I stood alone in his room after he died. My Mom and sibblings departed almost as soon as we'd all realized he was dead. The balloons I'd sent him for his 77th birthday -- just two days prior-- drifted silently toward the sunlight from the one window in the room.
My Dad's long battle was over. His Parkinson's Disease had arrived when he was about to retire from a long career at the Post Office. It was a job he'd pretty much hated, but kept going to every day -- through rain, sleet and gloom of night -- and all the while, aching for the time when he no longer would have to do that. He retired, and then the end began. Fifteen years of gradual, physical deterioration and imprisonment in a body that no longer took commands. A body that stiffened and trembled and, in the later years, fell to the floor, often badly bruising him. My mom tells me he never uttered a word of complaint.
It's difficult to be certain of my memories of him as a young man, but I recall his love of singing - such a pure tenor sound - speed skating and playing basketball. He loved drum and bugle bands and patriotic/military songs. I remember his wretching into the family toilet after nights of drinking. His doctor warned him of mixing drink with his stomach ulcer. Those were scary times for me. I remember his violent temper, the game of "wait until your father gets home," and the beatings that would come within moments of his arrival. My most cherished times were when I had math homework and he would help me when I asked him to. I sometimes faked that, just to be close to him. There were also happy times when we sat on the living room couch on a summer afternoon scoring Red Sox games. I danced with my feet on his shoes at a family wedding. I sat on his shoulders at the fireworks and parades.

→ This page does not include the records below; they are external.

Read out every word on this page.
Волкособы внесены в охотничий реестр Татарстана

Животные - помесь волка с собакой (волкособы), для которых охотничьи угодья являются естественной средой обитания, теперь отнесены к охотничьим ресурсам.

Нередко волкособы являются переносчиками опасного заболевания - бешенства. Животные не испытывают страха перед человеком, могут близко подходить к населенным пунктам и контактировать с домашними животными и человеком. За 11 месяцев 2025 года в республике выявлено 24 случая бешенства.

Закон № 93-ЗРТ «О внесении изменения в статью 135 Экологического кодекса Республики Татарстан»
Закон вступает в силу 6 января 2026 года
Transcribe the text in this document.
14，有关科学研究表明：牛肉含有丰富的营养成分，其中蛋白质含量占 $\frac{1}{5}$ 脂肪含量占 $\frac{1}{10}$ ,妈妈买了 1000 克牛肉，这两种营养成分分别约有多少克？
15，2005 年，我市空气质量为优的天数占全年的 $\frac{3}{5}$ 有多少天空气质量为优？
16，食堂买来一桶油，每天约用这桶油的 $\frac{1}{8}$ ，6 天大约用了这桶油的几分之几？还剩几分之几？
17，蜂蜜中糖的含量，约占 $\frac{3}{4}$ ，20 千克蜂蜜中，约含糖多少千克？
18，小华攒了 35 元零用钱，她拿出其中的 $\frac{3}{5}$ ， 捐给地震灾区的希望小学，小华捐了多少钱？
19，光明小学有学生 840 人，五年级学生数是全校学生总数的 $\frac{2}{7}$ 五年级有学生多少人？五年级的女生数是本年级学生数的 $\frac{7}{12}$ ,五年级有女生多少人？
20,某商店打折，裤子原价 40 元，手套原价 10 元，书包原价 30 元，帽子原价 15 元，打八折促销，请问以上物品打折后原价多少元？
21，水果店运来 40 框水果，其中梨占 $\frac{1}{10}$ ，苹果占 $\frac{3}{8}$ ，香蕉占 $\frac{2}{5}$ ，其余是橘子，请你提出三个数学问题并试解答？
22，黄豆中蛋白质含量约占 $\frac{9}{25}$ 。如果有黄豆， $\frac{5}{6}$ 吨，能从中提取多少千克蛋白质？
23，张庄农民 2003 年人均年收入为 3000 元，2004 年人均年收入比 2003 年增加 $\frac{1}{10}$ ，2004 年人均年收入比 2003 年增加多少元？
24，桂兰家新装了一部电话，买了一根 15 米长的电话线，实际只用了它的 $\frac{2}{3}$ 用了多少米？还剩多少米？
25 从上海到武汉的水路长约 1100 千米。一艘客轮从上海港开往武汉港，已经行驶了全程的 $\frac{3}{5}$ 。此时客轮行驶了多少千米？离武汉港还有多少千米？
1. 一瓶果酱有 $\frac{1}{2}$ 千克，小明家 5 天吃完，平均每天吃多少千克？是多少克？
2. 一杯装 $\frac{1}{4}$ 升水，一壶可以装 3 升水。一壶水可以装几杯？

But, when I got to be a young woman, like many fathers with budding daughters, he withdrew whatever affection had ever been there. At first, I wondered if he just didn't like me anymore. He pulled away and stayed on the periphery of my life until the very end. Over the years, I'd made my own attempts to connect with him, talk with him, know him. I slowly realized that it takes two people wanting a connection to make a relationship. After a while, I stopped trying. When we saw each other at family gatherings, we were cordial and friendly, like distant cousins. He did not ask me about my work, my opinions or the men I dated; he never once called me on the phone, initiated a hug or expressed any affection. I came to think of him as a man I once adored when I was a little girl, who now lived at my mother's house.
Then one day, near the end of his life, I was alone with him in his hospital room. The disease had deprived him of the use of his voice, so we couldn't have that death-bed cliche' talk which happens often in movies. It was meal time and he needed help to eat. I'd finished feeding him what little he wanted and turned back to look at him, feeling an aching kind of sadness. Curious, I asked him, "Where do you go when you disappear?" His very blue eyes sparkled and he looked right at me. His whole face lit up with a smile. I touched his hand and felt genuinely happy at that moment. which lasted about 30 seconds, maybe. His lips moved, but there was no sound. His eyes shifted downward. Then he was gone again. Breathing, heart beating, eyes blinking, but gone. Vacant. Much like I'd remembered him at home, staring into the television night after night as his children grew up around him.
I grabbed the balloons from out the room the day he died. I carried them to my car, then with a prayer I turned them loose, knowing that his body was free of whatever pain had entrapped him. I prayed for the spirit that had deserved more voice in that body.
That night, as I readied for bed, I recall wondering if my Dad loved me. A childish wonder, but a question, nevertheless. And later, toward dawn the next morning, I had a dream. It was but a flash of a dream, yet seemed powerful and alive. He stood before me, opened his arms and held me as I am today.
Some say that dreams are wishes. And there are some who insist that it's possible to cross over from the spirit world to the material one. No one can really know. And it doesn't really matter.
Smiling when I awoke, I felt lighter and unburdened somehow. I thought to myself, "What has loosened upon the death of my father? And this dream ..." In a spark of insight I realized that hidden under years of judgment, pain and misunderstanding, it was love. Love got loose. It fluttered free, soared above the weight of grief and sorrow for what had been and for what could never be. Love wrapped around me and reminded me that it is always there, whenever I want to let it in.